EH: In your opinion what should be a reporter/writer's highest goal? To educate? Inform?

MK: Or to entertain. Or to make you angry. Or to make you cry. Not necessarily always with the same story. But yes. All of those things.

EH: Which way should the relationship go: The readers demand something so you write it, or you consider something newsworthy so you write and inform?

MK: We should listen to our readers. But not too much.

EH: What's been the most rewarding story you've written or been a part of?

MK: I'll give you two if that's okay: this one and this one. Because they were hard to do.

EH: You've recently started contributing to Grantland.com. How did that come about?

MK: Bill Simmons contacted me in the spring to gauge my interest. It pretty much went from there.

EH: In regards to sports journalism, is there anything you wish you saw more of? Less of? Anything you think that gets overdone?

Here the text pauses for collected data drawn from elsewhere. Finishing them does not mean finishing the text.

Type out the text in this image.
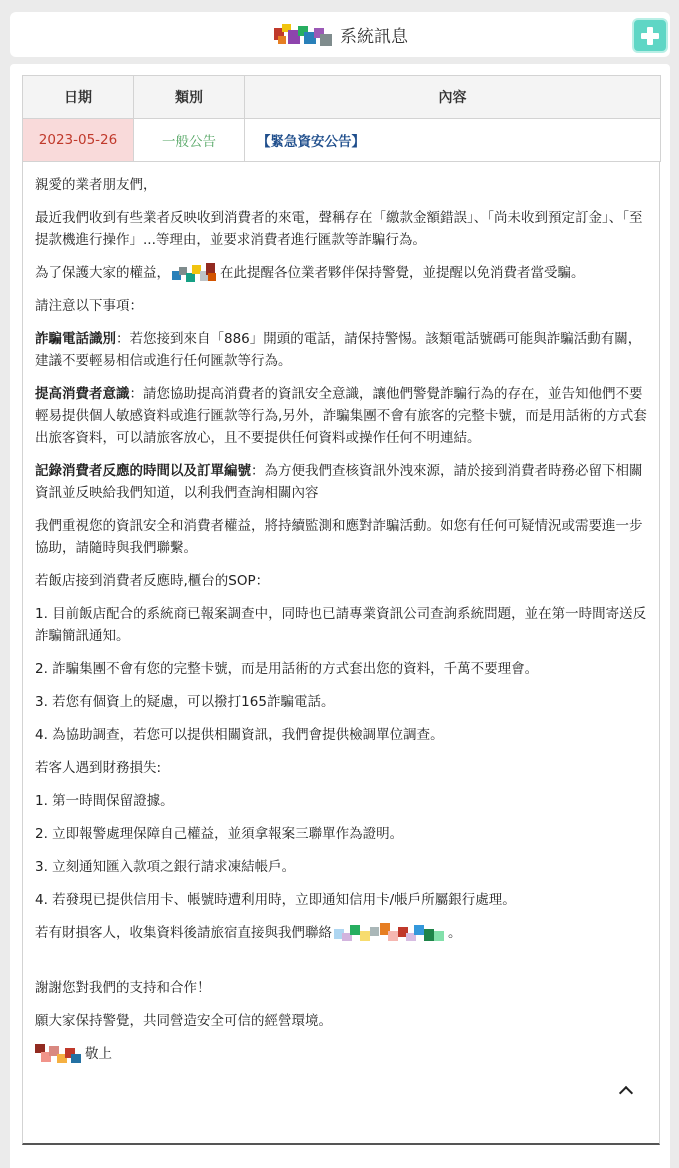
系統訊息
日期	類別	內容
2023-05-26	一般公告	【緊急資安公告】

親愛的業者朋友們，

最近我們收到有些業者反映收到消費者的來電，聲稱存在「繳款金額錯誤」、「尚未收到預定訂金」、「至提款機進行操作」...等理由，並要求消費者進行匯款等詐騙行為。

為了保護大家的權益，	在此提醒各位業者夥伴保持警覺，並提醒以免消費者當受騙。

請注意以下事項：

詐騙電話識別：若您接到來自「886」開頭的電話，請保持警惕。該類電話號碼可能與詐騙活動有關，建議不要輕易相信或進行任何匯款等行為。

提高消費者意識：請您協助提高消費者的資訊安全意識，讓他們警覺詐騙行為的存在，並告知他們不要輕易提供個人敏感資料或進行匯款等行為,另外，詐騙集團不會有旅客的完整卡號，而是用話術的方式套出旅客資料，可以請旅客放心，且不要提供任何資料或操作任何不明連結。

記錄消費者反應的時間以及訂單編號：為方便我們查核資訊外洩來源，請於接到消費者時務必留下相關資訊並反映給我們知道，以利我們查詢相關內容

我們重視您的資訊安全和消費者權益，將持續監測和應對詐騙活動。如您有任何可疑情況或需要進一步協助，請隨時與我們聯繫。

若飯店接到消費者反應時,櫃台的SOP：

1. 目前飯店配合的系統商已報案調查中，同時也已請專業資訊公司查詢系統問題，並在第一時間寄送反詐騙簡訊通知。

2. 詐騙集團不會有您的完整卡號，而是用話術的方式套出您的資料，千萬不要理會。

3. 若您有個資上的疑慮，可以撥打165詐騙電話。

4. 為協助調查，若您可以提供相關資訊，我們會提供檢調單位調查。

若客人遇到財務損失:

1. 第一時間保留證據。

2. 立即報警處理保障自己權益，並須拿報案三聯單作為證明。

3. 立刻通知匯入款項之銀行請求凍結帳戶。

4. 若發現已提供信用卡、帳號時遭利用時，立即通知信用卡/帳戶所屬銀行處理。

若有財損客人，收集資料後請旅宿直接與我們聯絡	。

謝謝您對我們的支持和合作！

願大家保持警覺，共同營造安全可信的經營環境。

敬上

MK: Sometimes I find myself at the gym on a Tuesday or even a Wednesday this time of year and on the monitors above the machines the people on ESPN are talking about Sunday's NFL games, STILL, and I think to myself: Goodness gracious. There's THIS much to discuss? People are WATCHING this? They are, obviously, because ESPN is maniacal about knowing what people watch, click and like, and if people weren't watching this it wouldn't be on. And so the people on the screen continue to talk, and talk, and talk. But for me, and maybe it is really just me, I could do with less of that.

Also? Predictions. They're filler. They're nothing. Just wait and then watch if you want. Something will happen. And then guess what? Something else will happen.

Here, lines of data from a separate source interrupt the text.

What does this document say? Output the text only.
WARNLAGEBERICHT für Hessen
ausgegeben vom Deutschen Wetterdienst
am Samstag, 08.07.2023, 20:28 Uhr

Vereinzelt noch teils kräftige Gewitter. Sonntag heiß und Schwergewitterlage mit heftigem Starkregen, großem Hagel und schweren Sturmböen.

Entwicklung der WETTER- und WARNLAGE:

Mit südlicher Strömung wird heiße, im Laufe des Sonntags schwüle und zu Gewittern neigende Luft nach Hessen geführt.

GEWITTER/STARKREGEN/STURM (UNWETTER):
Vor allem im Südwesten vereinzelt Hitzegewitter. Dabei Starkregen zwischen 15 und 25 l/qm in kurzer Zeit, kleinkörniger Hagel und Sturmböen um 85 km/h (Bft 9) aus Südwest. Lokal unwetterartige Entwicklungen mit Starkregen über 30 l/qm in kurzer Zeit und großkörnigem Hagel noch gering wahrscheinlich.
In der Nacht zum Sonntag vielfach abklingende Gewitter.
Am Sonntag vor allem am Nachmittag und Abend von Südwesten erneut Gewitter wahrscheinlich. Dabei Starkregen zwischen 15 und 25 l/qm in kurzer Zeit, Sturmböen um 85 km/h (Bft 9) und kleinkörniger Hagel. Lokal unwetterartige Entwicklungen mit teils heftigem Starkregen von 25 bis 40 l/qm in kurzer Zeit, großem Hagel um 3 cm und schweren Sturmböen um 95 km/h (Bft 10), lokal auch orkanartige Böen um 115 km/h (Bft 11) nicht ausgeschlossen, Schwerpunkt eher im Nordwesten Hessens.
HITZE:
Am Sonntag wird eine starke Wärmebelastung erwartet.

Also? Top 25 polls. At best they're silly. At worst, as in the highest classification of college football, people who (1) actually are participating in the competition or (2) covering it have a quantifiable say in who wins the championship, and to me the fact that this atrocious conflict of interest is allowed to go on is bewildering.

Also? Fantasy. It's totally dehumanizing, and right now we need more reality, not less.

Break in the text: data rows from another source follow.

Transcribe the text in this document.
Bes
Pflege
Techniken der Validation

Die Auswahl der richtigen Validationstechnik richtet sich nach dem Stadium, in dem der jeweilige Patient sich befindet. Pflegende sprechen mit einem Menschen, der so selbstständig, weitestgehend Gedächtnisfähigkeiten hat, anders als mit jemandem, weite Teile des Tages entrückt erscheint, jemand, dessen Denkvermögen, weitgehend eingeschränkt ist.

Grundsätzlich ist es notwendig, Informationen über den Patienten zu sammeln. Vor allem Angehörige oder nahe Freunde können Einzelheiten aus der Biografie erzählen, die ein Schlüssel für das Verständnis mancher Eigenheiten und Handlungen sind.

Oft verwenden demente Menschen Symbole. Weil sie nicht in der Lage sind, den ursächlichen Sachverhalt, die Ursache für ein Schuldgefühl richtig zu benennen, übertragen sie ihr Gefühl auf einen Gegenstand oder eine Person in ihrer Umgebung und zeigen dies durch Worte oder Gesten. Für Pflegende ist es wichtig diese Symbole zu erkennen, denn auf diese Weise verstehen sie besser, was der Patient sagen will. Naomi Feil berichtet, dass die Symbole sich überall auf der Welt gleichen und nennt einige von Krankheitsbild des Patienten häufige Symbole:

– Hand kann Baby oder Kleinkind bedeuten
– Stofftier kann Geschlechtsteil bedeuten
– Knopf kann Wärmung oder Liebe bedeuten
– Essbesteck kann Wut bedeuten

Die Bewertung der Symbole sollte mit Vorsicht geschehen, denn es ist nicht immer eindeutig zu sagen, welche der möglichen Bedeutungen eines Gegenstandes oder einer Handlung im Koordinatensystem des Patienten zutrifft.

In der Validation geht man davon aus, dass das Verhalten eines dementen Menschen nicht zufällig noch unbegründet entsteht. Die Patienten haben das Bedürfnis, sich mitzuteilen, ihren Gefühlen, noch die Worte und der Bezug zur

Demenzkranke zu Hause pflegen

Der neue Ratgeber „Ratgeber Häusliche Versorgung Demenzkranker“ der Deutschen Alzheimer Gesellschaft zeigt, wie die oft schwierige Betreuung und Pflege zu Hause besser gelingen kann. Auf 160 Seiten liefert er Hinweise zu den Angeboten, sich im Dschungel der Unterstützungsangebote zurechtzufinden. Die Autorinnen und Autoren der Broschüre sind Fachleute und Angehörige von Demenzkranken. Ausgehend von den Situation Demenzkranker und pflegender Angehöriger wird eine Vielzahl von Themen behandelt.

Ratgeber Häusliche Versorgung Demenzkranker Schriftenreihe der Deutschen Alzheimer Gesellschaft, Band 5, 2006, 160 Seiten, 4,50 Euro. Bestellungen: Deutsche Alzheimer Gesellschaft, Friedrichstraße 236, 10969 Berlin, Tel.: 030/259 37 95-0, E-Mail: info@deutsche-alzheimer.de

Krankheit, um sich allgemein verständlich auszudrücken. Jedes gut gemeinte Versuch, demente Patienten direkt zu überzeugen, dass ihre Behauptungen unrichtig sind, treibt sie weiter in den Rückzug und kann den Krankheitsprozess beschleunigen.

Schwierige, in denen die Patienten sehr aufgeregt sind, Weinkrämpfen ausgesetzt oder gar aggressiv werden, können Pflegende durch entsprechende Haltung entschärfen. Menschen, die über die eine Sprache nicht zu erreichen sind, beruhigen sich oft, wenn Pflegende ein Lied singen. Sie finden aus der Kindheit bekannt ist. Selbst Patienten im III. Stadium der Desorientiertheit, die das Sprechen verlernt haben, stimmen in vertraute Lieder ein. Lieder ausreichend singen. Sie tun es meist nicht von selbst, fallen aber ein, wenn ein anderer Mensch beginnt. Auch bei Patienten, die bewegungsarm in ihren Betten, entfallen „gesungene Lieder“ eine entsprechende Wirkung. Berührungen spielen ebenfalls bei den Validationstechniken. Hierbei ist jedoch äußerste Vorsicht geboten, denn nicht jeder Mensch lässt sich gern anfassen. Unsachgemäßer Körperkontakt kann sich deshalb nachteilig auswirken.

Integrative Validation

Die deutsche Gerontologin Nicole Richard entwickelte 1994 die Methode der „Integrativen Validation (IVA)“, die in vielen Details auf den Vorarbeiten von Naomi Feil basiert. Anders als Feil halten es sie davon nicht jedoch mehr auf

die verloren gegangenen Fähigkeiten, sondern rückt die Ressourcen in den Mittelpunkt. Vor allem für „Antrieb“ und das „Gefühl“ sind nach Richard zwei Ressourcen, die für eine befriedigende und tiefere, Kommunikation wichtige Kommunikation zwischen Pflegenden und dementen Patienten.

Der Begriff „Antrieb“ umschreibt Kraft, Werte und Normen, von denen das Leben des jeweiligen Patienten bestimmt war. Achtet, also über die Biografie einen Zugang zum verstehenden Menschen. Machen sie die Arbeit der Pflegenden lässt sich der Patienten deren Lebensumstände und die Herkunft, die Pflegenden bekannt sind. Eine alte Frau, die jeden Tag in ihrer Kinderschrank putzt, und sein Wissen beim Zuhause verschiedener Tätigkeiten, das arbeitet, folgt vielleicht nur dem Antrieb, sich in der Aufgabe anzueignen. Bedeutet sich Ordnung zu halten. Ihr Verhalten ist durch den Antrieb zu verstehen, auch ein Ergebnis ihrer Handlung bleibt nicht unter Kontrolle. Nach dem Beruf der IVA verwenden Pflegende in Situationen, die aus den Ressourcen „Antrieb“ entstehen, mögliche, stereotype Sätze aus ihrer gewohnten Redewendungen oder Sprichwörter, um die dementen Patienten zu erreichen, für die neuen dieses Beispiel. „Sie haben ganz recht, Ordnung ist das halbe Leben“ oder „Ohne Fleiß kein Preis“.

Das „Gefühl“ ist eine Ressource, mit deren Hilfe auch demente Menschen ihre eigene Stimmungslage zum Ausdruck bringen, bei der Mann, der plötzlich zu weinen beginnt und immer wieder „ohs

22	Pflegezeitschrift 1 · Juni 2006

What's most interesting at least to me about sports - and I guess this is my way of finally getting to what I'd like to see more of - is how this happened. How did sports in the last 20 years or so go from being an entertainment option to being such a central component of our culture and day-to-day life? People spend their entire Sundays watching NFL football. One whole day of the week. You only get seven! Most people seemed to be bothered by the NFL lockout not because at the table where the wealth was being shared the richest were trying to get even richer - oopsie doops, sounds familiar, doesn't it? - but because they didn't want to consider the notion of Sundays without football on their television screens. On Sundays, I think about all those man-hours, and what isn't being done. On evenings in the middle of the week, I see that 15,000 people went to the Trop, and you know what I think? That's amazing. FIFTEEN THOUSAND PEOPLE went to a baseball game tonight.

EH: In 2008 you wrote a book, "Taking the Shot", on Davidson basketball and their deep run in the NCAA Tournament. What was the book writing experience like? Do you have plans to ever write another?

MK: I took a three-month leave from the Times to do that book and so my experience was terribly quick. Davidson is my alma mater, and Taking the Shot was a labor of love, emphasis on the labor. The way I'd describe the finished product is flawed but earnest. Plans to write another? Not any specific plans. At least not yet. Certainly, though, I hope the Davidson book ends up being the first in a series of books that get better along the way. Maybe my second book can be about how fantasy sports are killing our country. What do you think?

EH: Lastly, what advice would you give to aspiring journalists?

MK: Read.

EH: Anything and everything?

MK: Yes.

A big thank you to Michael for taking the time to do this for us.